Without getting into the details of it, last week was kind of a tough one for me, and as a result I made the call to largely take a week off from writing and social media (with one little exception).
I found a little mental health space in a few places last week, including in the form of the soft-launched Tedium redesign (nose to the grindstone: always a good strategy), but one of the strangest sources for me was the never-ending font of strange jokes that is Norm Macdonald videos on YouTube. Norm, despite never really having a bigger spot on the marquee than the criminally underrated Dirty Work, was basically the greatest talk show guest of this or any generation.

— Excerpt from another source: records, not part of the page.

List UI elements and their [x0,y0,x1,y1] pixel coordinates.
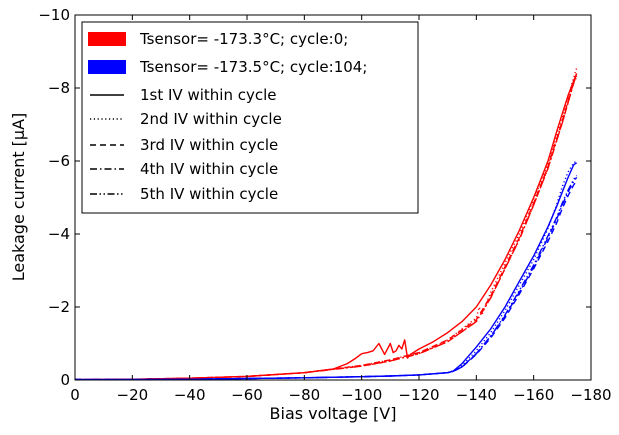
y-tick-label: −10 [38,6,70,24]
x-tick-label: −120 [398,386,439,404]
x-tick-label: −60 [231,386,263,404]
x-tick-label: −180 [570,386,611,404]
series-line-4 [74,76,578,381]
series-layer [74,67,578,381]
y-tick-label: −4 [48,225,70,243]
x-tick-label: −40 [174,386,206,404]
x-tick-label: −160 [513,386,554,404]
y-tick-label: −8 [48,79,70,97]
y-tick-label: −2 [48,298,70,316]
x-axis-label: Bias voltage [V] [270,404,397,423]
y-axis-ticks: 0 −2 −4 −6 −8 −10 [38,6,591,389]
legend-swatch-1 [88,60,126,74]
legend-label-0: Tsensor= -173.3°C; cycle:0; [139,30,348,48]
legend-box [81,21,419,214]
x-tick-label: −80 [289,386,321,404]
x-tick-label: 0 [70,386,80,404]
x-tick-label: −100 [341,386,382,404]
plot-frame [74,14,592,381]
x-tick-label: −140 [456,386,497,404]
x-axis-ticks: 0 −20 −40 −60 −80 −100 −120 −140 −160 −180 [70,15,612,404]
legend-swatch-0 [88,32,126,46]
legend-label-1: Tsensor= -173.5°C; cycle:104; [139,58,367,76]
x-tick-label: −20 [117,386,149,404]
legend-label-6: 5th IV within cycle [140,185,278,203]
legend-label-5: 4th IV within cycle [140,160,278,178]
y-axis-label: Leakage current [μA] [9,113,28,282]
y-tick-label: −6 [48,152,70,170]
legend-label-2: 1st IV within cycle [140,86,277,104]
series-line-0 [74,73,578,381]
y-tick-label: 0 [60,371,70,389]
legend: Tsensor= -173.3°C; cycle:0; Tsensor= -173… [81,21,419,214]
legend-label-4: 3rd IV within cycle [140,136,278,154]
series-line-9 [75,175,578,381]
legend-label-3: 2nd IV within cycle [140,110,282,128]
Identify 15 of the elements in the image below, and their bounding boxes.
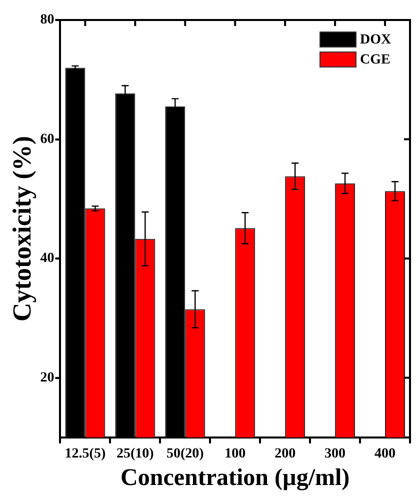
x-tick-label: 200 (274, 446, 296, 462)
legend-label: CGE (360, 52, 390, 68)
x-tick-label: 100 (224, 446, 246, 462)
x-axis-title: Concentration (µg/ml) (120, 464, 350, 491)
y-tick-label: 20 (40, 370, 54, 386)
y-tick-label: 40 (40, 251, 54, 266)
y-axis-title: Cytotoxicity (%) (7, 136, 36, 322)
x-tick-label: 50(20) (166, 446, 204, 462)
legend-label: DOX (360, 32, 392, 48)
x-tick-label: 12.5(5) (64, 446, 106, 462)
x-tick-label: 300 (324, 446, 346, 462)
x-tick-label: 400 (374, 446, 396, 462)
x-tick-label: 25(10) (116, 446, 154, 462)
y-tick-label: 60 (40, 132, 54, 147)
y-tick-label: 80 (40, 12, 54, 28)
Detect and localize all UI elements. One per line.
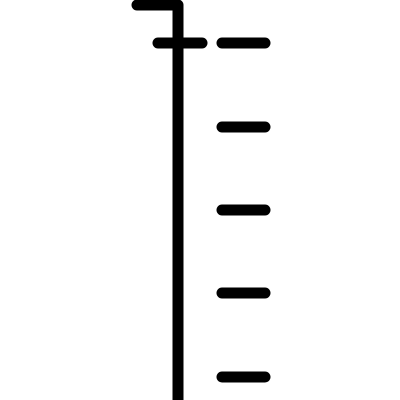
ruler-top-hook (131, 0, 184, 400)
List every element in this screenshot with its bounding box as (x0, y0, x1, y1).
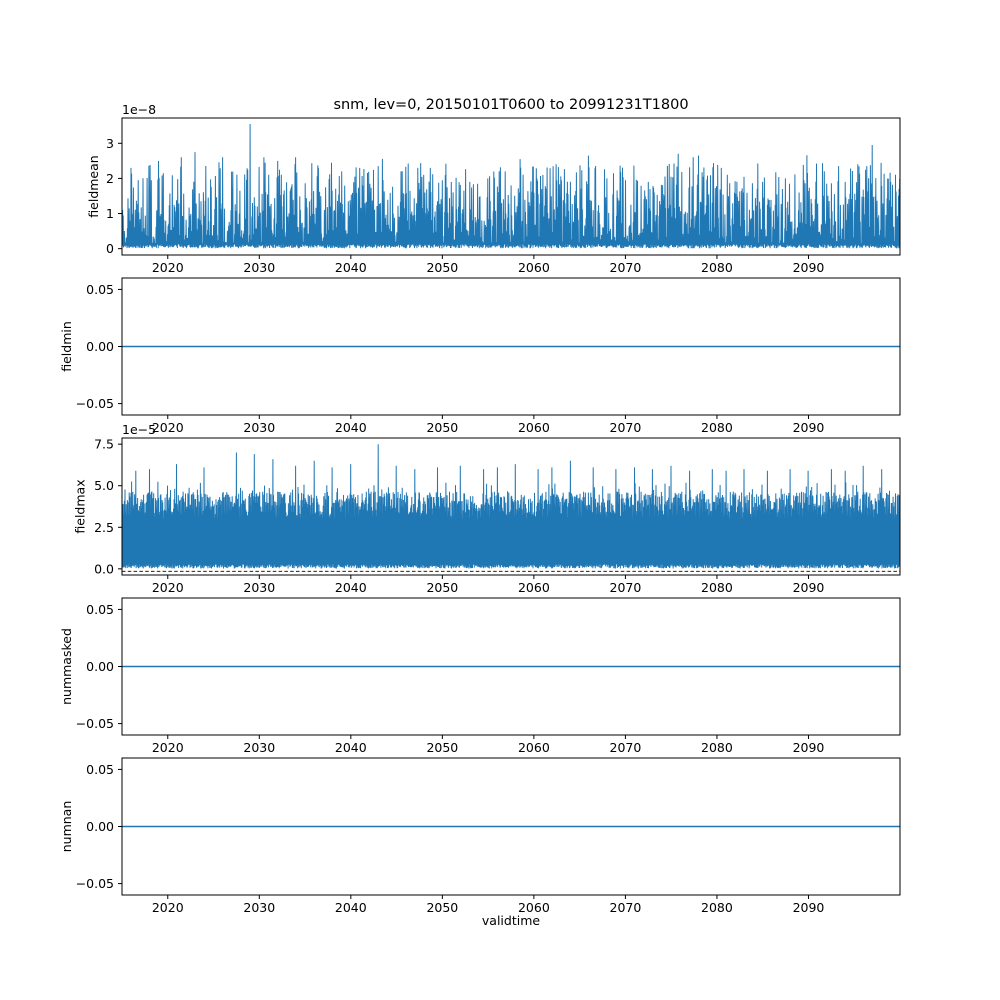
subplot-numnan: 0.05 0.00 −0.05 2020 2030 2040 2050 2060 2070 208… (59, 757, 901, 915)
fieldmax-scale-label: 1e−5 (122, 422, 156, 437)
fieldmin-ytick-label: 0.00 (86, 339, 114, 354)
nummasked-ytick-label: −0.05 (76, 716, 114, 731)
x-tick-label: 2080 (701, 900, 733, 915)
x-tick-label: 2020 (152, 580, 184, 595)
subplot-fieldmin: 0.05 0.00 −0.05 2020 2030 2040 2050 2060 2070 208… (59, 277, 901, 435)
x-tick-label: 2050 (426, 420, 458, 435)
fieldmin-axes-border (121, 277, 901, 416)
subplot-fieldmax: 0.0 2.5 5.0 7.5 2020 2030 2040 2050 2060 2070 2080… (73, 422, 901, 595)
numnan-ytick-label: 0.05 (86, 762, 114, 777)
x-tick-label: 2090 (793, 900, 825, 915)
x-tick-label: 2030 (243, 260, 275, 275)
fieldmax-y-axis-label: fieldmax (73, 479, 88, 533)
x-tick-label: 2050 (426, 580, 458, 595)
x-tick-label: 2030 (243, 420, 275, 435)
x-tick-label: 2070 (610, 420, 642, 435)
x-tick-label: 2090 (793, 260, 825, 275)
x-tick-label: 2020 (152, 260, 184, 275)
x-tick-label: 2090 (793, 740, 825, 755)
x-tick-label: 2060 (518, 260, 550, 275)
x-tick-label: 2070 (610, 900, 642, 915)
x-tick-label: 2090 (793, 580, 825, 595)
x-tick-label: 2030 (243, 740, 275, 755)
x-tick-label: 2050 (426, 900, 458, 915)
x-tick-label: 2040 (335, 740, 367, 755)
fieldmin-ytick-label: 0.05 (86, 282, 114, 297)
fieldmax-ytick-label: 7.5 (94, 437, 114, 452)
numnan-ytick-label: 0.00 (86, 819, 114, 834)
x-tick-label: 2060 (518, 900, 550, 915)
fieldmean-y-axis-label: fieldmean (86, 155, 101, 217)
fieldmean-series-line (121, 123, 901, 249)
x-tick-label: 2080 (701, 260, 733, 275)
x-tick-label: 2040 (335, 580, 367, 595)
x-tick-label: 2030 (243, 580, 275, 595)
x-tick-label: 2050 (426, 260, 458, 275)
x-tick-label: 2060 (518, 580, 550, 595)
x-tick-label: 2060 (518, 740, 550, 755)
fieldmax-ytick-label: 0.0 (94, 561, 114, 576)
x-tick-label: 2080 (701, 420, 733, 435)
fieldmax-ytick-label: 5.0 (94, 478, 114, 493)
figure-title: snm, lev=0, 20150101T0600 to 20991231T18… (333, 97, 689, 113)
x-tick-label: 2020 (152, 420, 184, 435)
fieldmean-ytick-label: 2 (106, 171, 114, 186)
fieldmin-ytick-label: −0.05 (76, 396, 114, 411)
x-tick-label: 2050 (426, 740, 458, 755)
x-axis-label: validtime (481, 913, 541, 928)
fieldmean-scale-label: 1e−8 (122, 102, 156, 117)
x-tick-label: 2060 (518, 420, 550, 435)
fieldmean-ytick-label: 1 (106, 206, 114, 221)
subplot-nummasked: 0.05 0.00 −0.05 2020 2030 2040 2050 2060 2070 208… (59, 597, 901, 755)
fieldmean-ytick-label: 3 (106, 136, 114, 151)
nummasked-ytick-label: 0.00 (86, 659, 114, 674)
x-tick-label: 2040 (335, 260, 367, 275)
x-tick-label: 2040 (335, 420, 367, 435)
x-tick-label: 2070 (610, 740, 642, 755)
subplot-fieldmean: 0 1 2 3 2020 2030 2040 2050 2060 2070 2080 2090 fiel… (86, 102, 901, 275)
x-tick-label: 2020 (152, 740, 184, 755)
x-tick-label: 2080 (701, 740, 733, 755)
x-tick-label: 2070 (610, 260, 642, 275)
fieldmean-ytick-label: 0 (106, 241, 114, 256)
nummasked-y-axis-label: nummasked (59, 628, 74, 705)
x-tick-label: 2020 (152, 900, 184, 915)
x-tick-label: 2070 (610, 580, 642, 595)
fieldmax-ytick-label: 2.5 (94, 520, 114, 535)
numnan-ytick-label: −0.05 (76, 876, 114, 891)
nummasked-axes-border (121, 597, 901, 736)
x-tick-label: 2030 (243, 900, 275, 915)
numnan-axes-border (121, 757, 901, 896)
x-tick-label: 2040 (335, 900, 367, 915)
x-tick-label: 2090 (793, 420, 825, 435)
x-tick-label: 2080 (701, 580, 733, 595)
fieldmin-y-axis-label: fieldmin (59, 321, 74, 372)
fieldmax-series-line (121, 444, 901, 569)
nummasked-ytick-label: 0.05 (86, 602, 114, 617)
numnan-y-axis-label: numnan (59, 801, 74, 853)
fieldmax-axes-border (121, 437, 901, 576)
fieldmean-axes-border (121, 117, 901, 256)
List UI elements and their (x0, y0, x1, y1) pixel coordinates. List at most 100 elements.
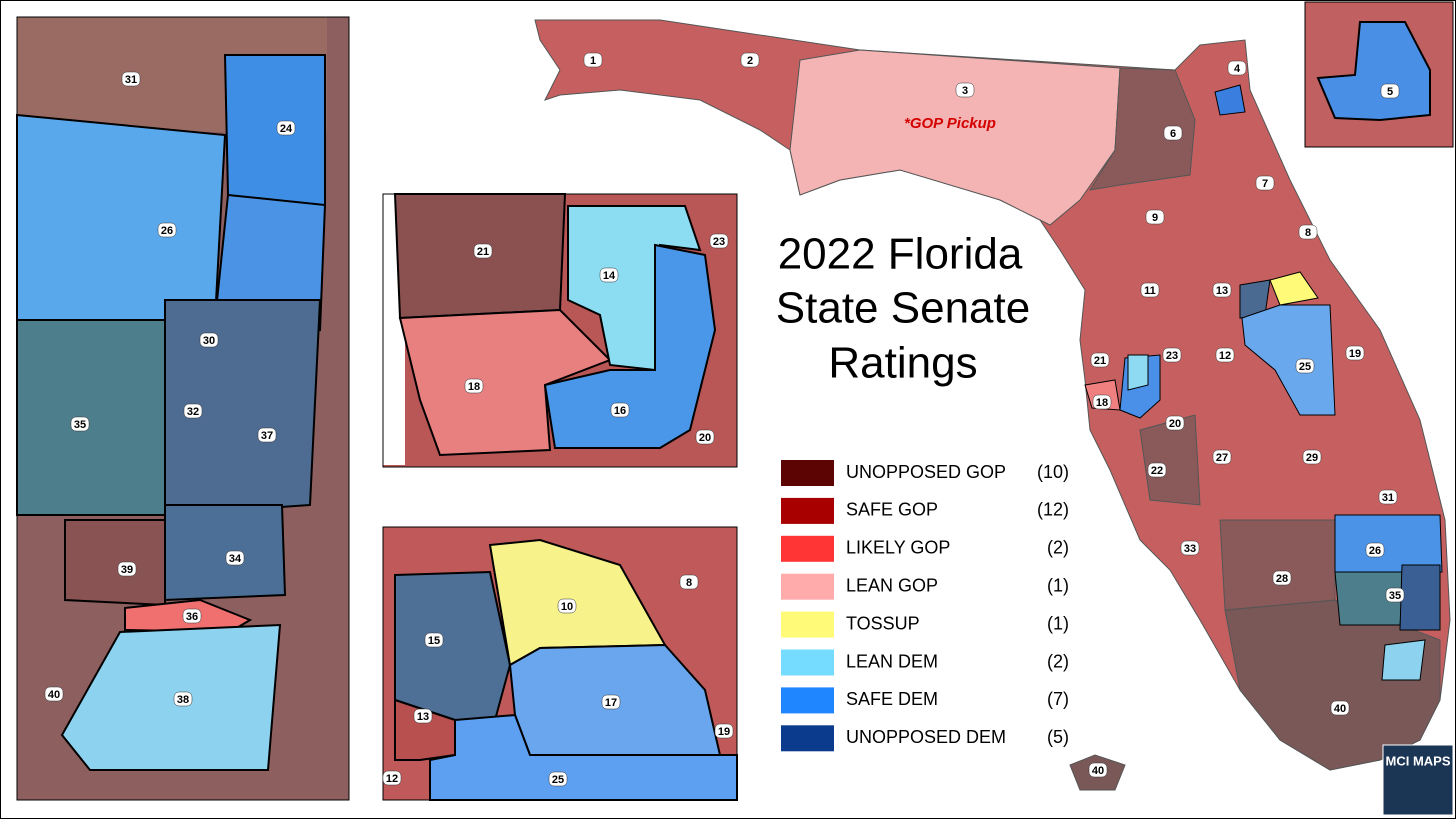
label-box (183, 403, 203, 419)
legend-count: (12) (1037, 500, 1069, 520)
label-box (1227, 60, 1247, 76)
legend-swatch (781, 687, 834, 714)
legend-swatch (781, 460, 834, 486)
label-box (473, 243, 493, 259)
label-box (1272, 570, 1292, 586)
district-area (789, 49, 1121, 226)
label-box (382, 770, 402, 786)
district-label: 37 (261, 430, 273, 442)
label-box (199, 332, 219, 348)
label-box (1163, 125, 1183, 141)
legend-count: (7) (1047, 689, 1069, 709)
district-label: 21 (1094, 355, 1106, 367)
legend-label: UNOPPOSED GOP (846, 462, 1006, 482)
district-label: 35 (1389, 590, 1401, 602)
district-label: 8 (1305, 227, 1311, 239)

If you were using the internet last week, this is no surprise. (A New York Times piece was written about this subject, for God’s sake!) But like a lot of you, I’m sure, I watched a lot of videos of Norm Macdonald on the internet—clips of Norm creating horrible jokes that eventually transcended their horribleness, making talk show hosts and guests feel like there was a bomb-thrower on the sage—and found it almost calming in a way. Norm had decades of material, much of it on late-night talk shows where he somehow excelled despite the fact that such appearances can be difficult to pull off so consistently.
Norm was the master of the anti-joke, a cultural role that made him “box office poison,” as he himself hilariously described another comedian. For one thing, the film role he’s best known for has a scene that revolves around dead hookers, not exactly the kind of thing that gets you roles in Pixar movies in your 50s. (Norm, instead, did a lot of voice work in foreign animated movies that were dubbed for the U.S. market, and had voice roles in five different Dr. Dolittle movies, only two of which Eddie Murphy actually starred in.)
Norm was a great comedian, one of the best. The downside of being so great at one specific lane is that Hollywood didn’t exactly have a good spot to put him after he was unceremoniously fired from Saturday Night Live nearly a quarter century ago. Now, with podcasts and Twitter feeds and YouTube, there are alternate lanes someone who is excellent at comedy but not necessarily great at becoming a massive star could go besides spending the entire year on the road. (This problem also befell other comedians of his era, like Mitch Hedberg.)
But that meant that he could occasionally appear in some great spots in popular culture and totally kill it. Probably the one thing he’s best known for over the past decade is his role as Colonel Sanders in a KFC commercial series, a gimmick that helped modernize the brand.
The fact that he became so good in short servings, that he became a favorite of every talk show host of the 1990s and 2000s, and that they let him host a White House Correspondents’ Dinner at one point tells you everything you need to know about his greatness.
I’m just a little sad that I didn’t realize that watching so many of these videos and just laughing my ass off was an option before last week. I could have used him as a mental health salve many times before now, while he was still with us.